Last trip to the mount
BEING followed into service stations and approached by strangers would normally be nerve wracking in such an expensive car. But you soon get used to it in HSV’s GTSR W1 — the $170,000 Holden.
Everyone wants to get a closer look at the fastest, most powerful and priciest car Australia has ever built.
“Mate, is that really a W1? I’d never thought I’d see one,” says HSV owner Mitch Miller (bottom right), a farmhand from Temora, when he spots us at the service station on the Hume Highway near Yass.
“I just figured most of these would get locked up and no one would drive them.”
As with many Holden diehards across Australia, Miller bought his V8 sedan “before it was too late”.
“I had a LandCruiser before this, and that’s more practical for what I do, but I just had to buy one before we don’t have a car industry anymore.”
We’re not sure if he’s justifying this to us or girlfriend Mandy Turner.
He’s not alone. Holden has all but sold out of its V8s as the shutdown of the Commodore assembly line in Elizabeth South Australia looms on October 20.
The 2018 Commodore will have four-cylinder or V6 power — and no V8.
The W1 is no ordinary Holden. It has a race-bred supercharged V8, the biggest brakes fitted to a local production car and the widest, stickiest tyres.
We’re making a sentimental journey, driving from HSV headquarters in Melbourne, to Sydney via Canberra — which many car enthusiasts blame for killing the local car industry — with a detour to Bathurst’s Mount Panorama, the mecca of Australian motorsport.
It was there that Holden and Ford built their reputations since the 1960s.
Heading north on the Hume Highway, we pass a convoy of trucks carrying Australianmade Toyota Camry sedans. They’ll be gone too, soon. Toyota shuts its Altona facility two weeks and three days before Holden.

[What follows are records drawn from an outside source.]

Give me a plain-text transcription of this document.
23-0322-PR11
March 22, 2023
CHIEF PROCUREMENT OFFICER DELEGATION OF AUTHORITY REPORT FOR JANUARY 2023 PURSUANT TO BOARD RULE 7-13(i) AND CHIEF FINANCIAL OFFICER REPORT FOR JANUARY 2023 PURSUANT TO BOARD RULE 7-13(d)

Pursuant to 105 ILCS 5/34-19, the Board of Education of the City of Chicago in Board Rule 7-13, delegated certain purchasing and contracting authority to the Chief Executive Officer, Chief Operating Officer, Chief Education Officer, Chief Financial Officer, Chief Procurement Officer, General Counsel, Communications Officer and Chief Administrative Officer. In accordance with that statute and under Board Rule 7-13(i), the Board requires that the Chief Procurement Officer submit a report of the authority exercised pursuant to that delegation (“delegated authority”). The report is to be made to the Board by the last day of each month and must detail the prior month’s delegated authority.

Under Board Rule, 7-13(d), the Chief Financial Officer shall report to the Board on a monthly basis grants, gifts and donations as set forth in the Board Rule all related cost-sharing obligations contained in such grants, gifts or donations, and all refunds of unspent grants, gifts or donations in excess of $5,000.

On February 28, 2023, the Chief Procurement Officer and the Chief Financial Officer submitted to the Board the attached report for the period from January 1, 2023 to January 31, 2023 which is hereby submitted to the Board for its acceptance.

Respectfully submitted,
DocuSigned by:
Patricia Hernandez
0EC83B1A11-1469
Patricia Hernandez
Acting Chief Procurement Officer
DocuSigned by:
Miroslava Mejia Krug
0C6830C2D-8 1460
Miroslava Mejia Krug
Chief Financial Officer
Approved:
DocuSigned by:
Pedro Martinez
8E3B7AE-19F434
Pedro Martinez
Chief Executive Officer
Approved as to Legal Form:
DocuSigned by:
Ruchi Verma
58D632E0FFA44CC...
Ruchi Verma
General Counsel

Camrys will be imported from Japan.
The Yass fuel stop is our first reminder this is not your average V8, slurping 13L/100km at cruising speeds — about 30 per cent more than other V8s and twice as thirsty as a small car, not that buyers will care.
That’s the trade-off for fuelling the most responsive engine to be fitted under an Australian bonnet. Floor the throttle and the exhaust sounds genuinely like a V8 Supercar.
The acceleration is mindboggling for what is almost a two-tonne sedan.
We match HSV’s claim of 0-100km/h in 4.2 seconds, although it takes several attempts to get the launch right on warm tyres.
The race-ready “semi slick” rubber, great in the dry, can be dicey in the wet. But it’s these tyres and the race-tuned suspension that endow the W1’s steering with the reflexes of a lighter and smaller hot hatch.
Incredibly, it’s not bonejarring over bumps.
It’s apparent on our journey Australia has changed a lot since Holden and Ford accounted for half the cars on our roads. Now, fewer than one in 10 new cars sold is a Holden or a Ford.
Country towns have boarded up shops. Small petrol stations have disappeared, leaving only concrete plinths where bowsers once stood.
We do a symbolic lap of Parliament House in Canberra and ponder what might have been if, in December 2013, then treasurer Joe Hockey had not goaded General Motors into shutting down Holden’s factory with his infamous “either you’re here or you’re not” speech.
Spooked, Holden announced its shutdown the next day, triggering Toyota to shut its factory, and with it an entire industry.
Taxpayers had tipped more than $2 billion into Holden over the past 10 years alone. And still it struggled to make a profit.
On the way out of Canberra we’re stopped for a random breath test. Despite driving Fords, the boys in blue are admiring the W1 — and are as sad as we are about the loss of the best priced performance sedans in the world.
Police departments across the country are still grappling with what will replace their highway patrol cars.
We meander over the Great Dividing Range then head to Bathurst, for decades the destination for road tests of important new Holden and Ford models and, now, the last of their breed.
Our sole symbolic lap of the mountain is at the 60km/h speed limit. The sound of the supercharged LS9 V8 and the loudest exhaust we’ve ever heard on an Aussie car echoing off the concrete walls make the trip worthwhile.
With mixed emotions, I ponder why Holden Special Vehicles saved the best until last. Would more cars like this have saved the industry?
Sadly not. Cars like this existed because, historically, fleets and families bought so many of the regular models.
Those cars were the blank canvas for the Holden and Ford fast-car divisions.
But that all came to an end as our tastes moved to small cars, SUVs and utes.
Soon, cars like this will be gone forever. RIP Australian car industry.